3 thoughts on “The Amazing Facebook: A Once in a Generation Company”

  1. And you didn’t even mention Oculus which I’m convinced will be a household name before the decade is out. I for one look forward to touring the pyramids of Egypt and Great Wall without leaving my office.

    Zuckerberg is one of those rare guys who can see around corners (Steve Jobs was another one). People question some of the deals he makes (WhatsApp, Instagram). Given enough time, most of these deals will make perfect sense.
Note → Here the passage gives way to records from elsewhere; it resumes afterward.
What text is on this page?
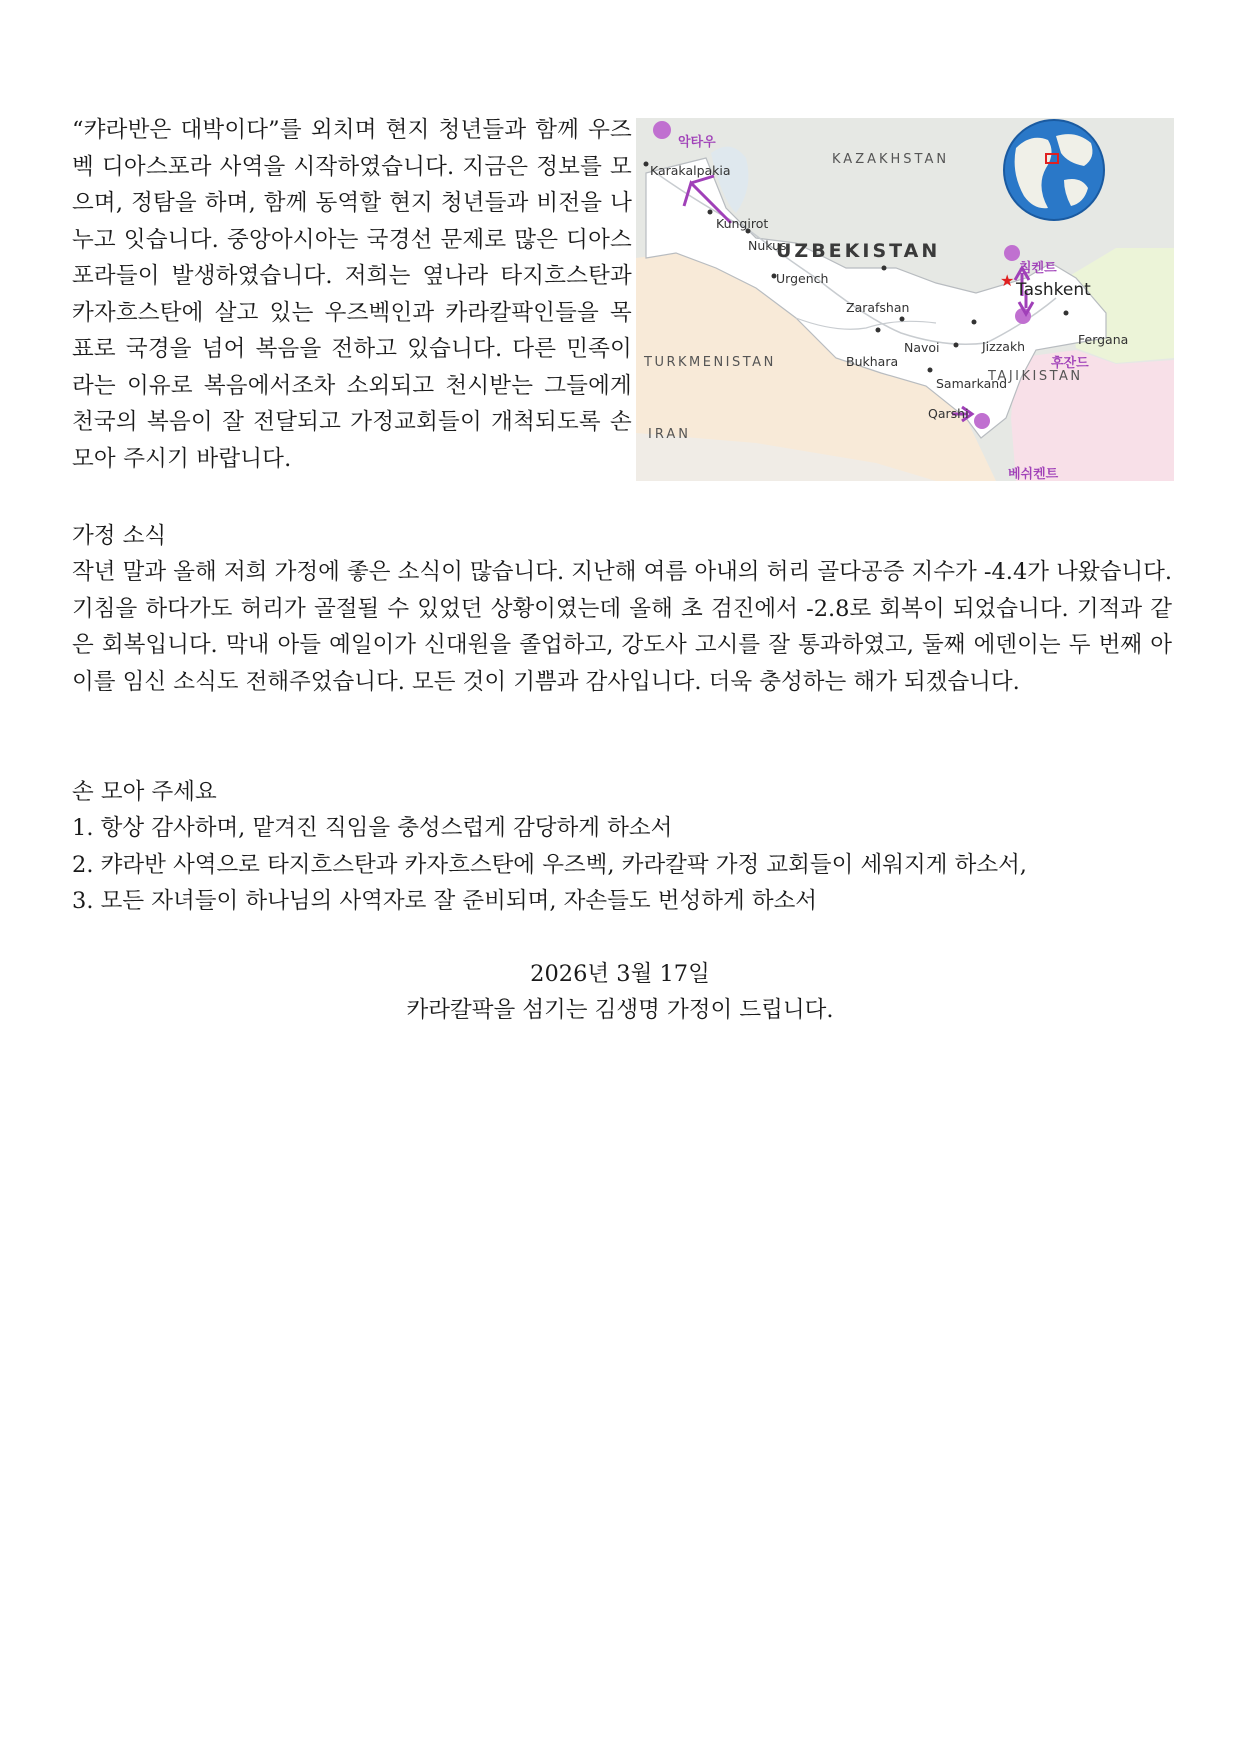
“캬라반은 대박이다”를 외치며 현지 청년들과 함께 우즈벡 디아스포라 사역을 시작하였습니다. 지금은 정보를 모으며, 정탐을 하며, 함께 동역할 현지 청년들과 비전을 나누고 잇습니다. 중앙아시아는 국경선 문제로 많은 디아스포라들이 발생하였습니다. 저희는 옆나라 타지흐스탄과 카자흐스탄에 살고 있는 우즈벡인과 카라칼팍인들을 목표로 국경을 넘어 복음을 전하고 있습니다. 다른 민족이라는 이유로 복음에서조차 소외되고 천시받는 그들에게 천국의 복음이 잘 전달되고 가정교회들이 개척되도록 손 모아 주시기 바랍니다.

★
KAZAKHSTAN
UZBEKISTAN
TURKMENISTAN
TAJIKISTAN
IRAN
Karakalpakia
Kungirot
Nukus
Urgench
Zarafshan
Navoi
Bukhara
Jizzakh
Samarkand
Qarshi
Tashkent
Fergana
악타우
침켄트
후잔드
베쉬켄트
가정 소식

작년 말과 올해 저희 가정에 좋은 소식이 많습니다. 지난해 여름 아내의 허리 골다공증 지수가 -4.4가 나왔습니다. 기침을 하다가도 허리가 골절될 수 있었던 상황이였는데 올해 초 검진에서 -2.8로 회복이 되었습니다. 기적과 같은 회복입니다. 막내 아들 예일이가 신대원을 졸업하고, 강도사 고시를 잘 통과하였고, 둘째 에덴이는 두 번째 아이를 임신 소식도 전해주었습니다. 모든 것이 기쁨과 감사입니다. 더욱 충성하는 해가 되겠습니다.

손 모아 주세요
1. 항상 감사하며, 맡겨진 직임을 충성스럽게 감당하게 하소서
2. 캬라반 사역으로 타지흐스탄과 카자흐스탄에 우즈벡, 카라칼팍 가정 교회들이 세워지게 하소서,
3. 모든 자녀들이 하나님의 사역자로 잘 준비되며, 자손들도 번성하게 하소서
2026년 3월 17일
카라칼팍을 섬기는 김생명 가정이 드립니다.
  2. I’m really ambivalent about FB and the other proprietary services running on top of the Internet. Just today there was the story of a guy who got hacked, then got his account back, but empty, he lost 9yrs of posts, friends, likes…
    I’m trying to find an analogy to the proprietarization of the Internet…. Oh, 20th century telecoms: global infrastructure with a “public” taste (subsidies, right of way, regulations…), but de facto private monopoly operators extracting rent like crazy. This time around the rent is not monetary but in terms of lock-in and data siphoning, but I think the underlying mechanism is the same.
    I’ll bet you after a few crises and, alas for me, in a few decades, the virtual social infrastructure of the Internet will evolve the same way telecoms did, with forced interoperability (ie, shared logins, standard formats protocols and APIs) and behemoths broken up. After a while the pace of innovations slows down, incumbents become reactionary and market failures (ie, monopolies) become painful. FB is today’s 1950 AT&T.